Despite what your local election officials may tell you, you can’t trust the Internet with your vote.
This election year we’ve seen foreign hackers infiltrate the Democratic National Committee’s e-mail system as well as voter databases in Arizona and Illinois. These attacks have reinforced what political scientists and technical experts alike have been saying for more than a decade: public elections should stay offline. It’s not yet feasible to build a secure and truly democratic Internet-connected voting system.
Researchers from government agencies and leading academic institutions studied the issue extensively following the debacle of the 2000 presidential race, and the consensus emerged that it should not occur. That’s still the case, and today’s rampant cybercrime should be reason enough to keep voting systems disconnected. We have no good defense against malware on voters’ computers or denial of service attacks, and sophisticated adversaries like those behind the attacks on big corporations we’ve seen in recent years will find ways to get into connected voting systems, says Ron Rivest, a leading cryptographer and MIT professor. “It’s a war zone out there,” he says.
Nevertheless, 32 states and the District of Columbia allow at least some absentee voters (in most cases just voters who live overseas or serve in the military) to return their completed ballots using poorly secured e-mail, Internet-connected fax machines, or websites. In the most extreme example, all voters in Alaska are allowed to return their completed ballots over a supposedly secure website. And there is a danger that Internet voting could expand. Vendors like the Spanish company Scytl, which supplied Alaska’s system, and Southern California-based Everyone Counts keep marketing these systems to election boards against the advice of security experts. And they haven’t opened their systems to public security testing.
In some cases, election officials don’t have enough technical background to distrust claims from vendors, says Pamela Smith, president of Verified Voting, a nonprofit that advocates for greater integrity and verifiability in elections. Terms like “military-grade encryption” or “unhackable” should be red flags, she says.

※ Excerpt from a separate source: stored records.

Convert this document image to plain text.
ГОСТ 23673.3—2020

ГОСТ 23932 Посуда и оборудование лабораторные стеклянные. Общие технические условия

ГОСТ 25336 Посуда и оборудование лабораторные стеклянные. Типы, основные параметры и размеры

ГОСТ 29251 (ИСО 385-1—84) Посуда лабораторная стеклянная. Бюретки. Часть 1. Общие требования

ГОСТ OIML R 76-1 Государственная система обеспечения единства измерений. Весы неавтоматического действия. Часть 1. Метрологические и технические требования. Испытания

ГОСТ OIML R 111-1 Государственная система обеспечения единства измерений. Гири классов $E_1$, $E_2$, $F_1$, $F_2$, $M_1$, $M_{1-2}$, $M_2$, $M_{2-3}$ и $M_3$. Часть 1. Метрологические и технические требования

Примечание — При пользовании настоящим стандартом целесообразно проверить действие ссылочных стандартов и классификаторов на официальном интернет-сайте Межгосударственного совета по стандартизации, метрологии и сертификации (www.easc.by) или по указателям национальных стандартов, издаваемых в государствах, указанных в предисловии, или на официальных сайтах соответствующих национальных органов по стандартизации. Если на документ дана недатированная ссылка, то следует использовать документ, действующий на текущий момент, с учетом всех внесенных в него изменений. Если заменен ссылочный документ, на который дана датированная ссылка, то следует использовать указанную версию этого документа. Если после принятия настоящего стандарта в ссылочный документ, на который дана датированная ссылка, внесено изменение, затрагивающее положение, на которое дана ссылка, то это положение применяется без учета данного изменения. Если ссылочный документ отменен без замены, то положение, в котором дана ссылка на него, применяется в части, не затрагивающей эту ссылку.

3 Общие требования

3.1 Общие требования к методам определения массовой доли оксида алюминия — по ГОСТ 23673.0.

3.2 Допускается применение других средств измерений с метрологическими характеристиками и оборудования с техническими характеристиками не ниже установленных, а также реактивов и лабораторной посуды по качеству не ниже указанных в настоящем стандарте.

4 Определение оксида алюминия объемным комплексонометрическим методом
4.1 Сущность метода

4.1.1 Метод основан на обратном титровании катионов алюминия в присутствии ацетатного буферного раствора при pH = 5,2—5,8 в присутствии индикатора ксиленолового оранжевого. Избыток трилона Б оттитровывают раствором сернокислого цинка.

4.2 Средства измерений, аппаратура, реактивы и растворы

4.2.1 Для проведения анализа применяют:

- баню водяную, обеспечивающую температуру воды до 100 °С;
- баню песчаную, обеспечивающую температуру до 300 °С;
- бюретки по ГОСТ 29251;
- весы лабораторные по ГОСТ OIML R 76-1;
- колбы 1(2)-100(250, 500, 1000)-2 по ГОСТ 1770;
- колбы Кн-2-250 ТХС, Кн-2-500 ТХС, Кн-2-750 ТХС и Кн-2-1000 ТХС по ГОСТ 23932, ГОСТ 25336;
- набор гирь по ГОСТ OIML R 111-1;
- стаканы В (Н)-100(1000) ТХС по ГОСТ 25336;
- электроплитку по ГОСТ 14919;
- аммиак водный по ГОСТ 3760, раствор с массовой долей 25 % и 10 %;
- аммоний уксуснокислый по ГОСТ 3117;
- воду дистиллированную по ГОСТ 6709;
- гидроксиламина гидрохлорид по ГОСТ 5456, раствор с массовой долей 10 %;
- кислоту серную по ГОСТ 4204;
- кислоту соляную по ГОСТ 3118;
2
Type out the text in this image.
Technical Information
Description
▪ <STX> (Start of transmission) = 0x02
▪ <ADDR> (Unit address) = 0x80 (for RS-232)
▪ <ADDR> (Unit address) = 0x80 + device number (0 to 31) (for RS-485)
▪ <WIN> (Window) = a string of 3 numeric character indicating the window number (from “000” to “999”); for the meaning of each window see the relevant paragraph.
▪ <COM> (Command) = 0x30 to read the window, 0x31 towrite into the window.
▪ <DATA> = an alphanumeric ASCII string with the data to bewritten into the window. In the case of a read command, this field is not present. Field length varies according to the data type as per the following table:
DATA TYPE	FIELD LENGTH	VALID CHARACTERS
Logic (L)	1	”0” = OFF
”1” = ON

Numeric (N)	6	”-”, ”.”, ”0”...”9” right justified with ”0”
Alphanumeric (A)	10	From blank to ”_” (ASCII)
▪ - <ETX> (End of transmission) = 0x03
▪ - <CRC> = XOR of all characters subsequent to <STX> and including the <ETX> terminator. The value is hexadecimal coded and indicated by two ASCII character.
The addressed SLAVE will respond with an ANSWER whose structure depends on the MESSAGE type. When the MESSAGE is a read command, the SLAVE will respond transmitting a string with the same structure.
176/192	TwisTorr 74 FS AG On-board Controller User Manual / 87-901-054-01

Even if the risk of cybercrime could be mitigated, building an online voting system that preserves the core components we expect from democratic elections would be technically complex. Today’s commercial systems do not achieve this; most of the states that offer ballot return via the Internet ask that voters first waive their right to a secret ballot. The key challenge is building an online system that generates some sort of credible evidence that proves the outcome “is what you say it is” during an audit, while maintaining voter privacy and the secret ballot, says Rivest.
In principle, this can be done using cryptography. But while there are cryptographic protocols that can help solve the “integrity and privacy facets” of Internet voting, the technology would be difficult for many people to use, says Joseph Kiniry, a voting technology expert and the CEO and chief scientist for Free & Fair, a startup that develops open-source, verifiable election technologies and services. That’s a disqualifier for use in democratic elections.
Kiniry, who also advises the U.S. government on election technology via public working groups, was the technical lead on a recent project to examine the feasibility of “end-to-end verifiable Internet voting.” Such a system would rely on encryption to secure votes, keep them private, and make them verifiable after they are cast. The team of cryptographers (including Rivest), computer scientists, and other election experts, in collaboration with the U.S. Vote Foundation, published a comprehensive report last year, concluding that many challenges remain in creating an Internet voting system.
Compared with a traditional, supervised voting system in a polling station, an Internet voting system requires “several hundred” additional technical properties for it to be suitable for elections, says Kiniry. “If someone builds a system that fulfills those properties and can prove it, great, then let’s use it,” he says. “But until we can do that, we just don’t have democratic voting infrastructure when it comes to Internet voting.”